All these years later, we are still inclined to gently inquire. Reading the messages between the lines, as they say. Do I sense a subtext here? What prevented her from sending this card? Why did she keep it long years on?
The Sacred Center
Something lies at the intersection of these three postcards, a sacred center they all circle around. It’s not serenity – each writer grapples with some form of creative tension. Ed worries about an unnamed “him” while trying to reassure his mother. Alma playfully demands affirmation of continuing friendship. A.E. Tillson balances sympathy with humor, formal phrases with personal asides.
The sacred center is the conversation itself – the eternal human drive to reach out, to connect, with even the most mundane facts. The center thrives on these noted perspectives, each writer offering their unique take, laden and layered with meaning though jotted out from a whistle stop.
These postcards are artifacts of appreciative inquiry in its most natural form. Each sender pauses in their own journey to ask: How are you? Are you well? Do you still care for me? Can I help you bear your burden? The questions themselves open up places where hearts meet and stories intertwine.
Some of us, like Ed in Newton, write from the middle of a physical journey. Others, like Alma, navigate the emotional journey of maintaining connections across distance. Still others, like A.E. Tillson, write from the complex shared ground of social obligations and genuine concerns, so often unspoken.
In Transit, In Place
Whatever the circumstance, we are always in the middle of things. There is always a before and after, always tension between where we’ve been and where we’re going, between who we were and who we hope to become. These postcards remind us that this center is not a void to be escaped but a sacred space packed with the very humble pieces of possibilities.
The verse on the unposted card speaks to this truth:
There is so much good in the worst of us, There is so much bad in the best of us, That it ill behooves any of us, To talk about the rest of us.

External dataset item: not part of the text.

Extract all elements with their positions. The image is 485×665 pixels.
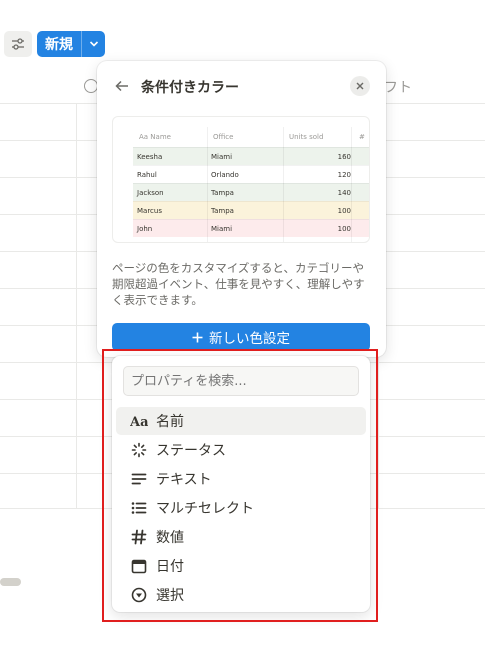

The middle is the best part – of our stories, of our journeys, of our complex relationships with others. As they say, if you’re not dead, it’s not over. The sacred center isn’t found in perfect serenity but in the creative tension of reaching out across whatever distances separate us, whether those distances are measured in railroad ties or handshakes.
These century-old postcards, with their careful penmanship and gentle inquiries, their jokes and worries and reassurances, remind us that the center holds not because it is static, but because it is constantly renewed through the sacred act of one person reaching out to another with a simple message. Here I am, in the middle of it all, thinking of you.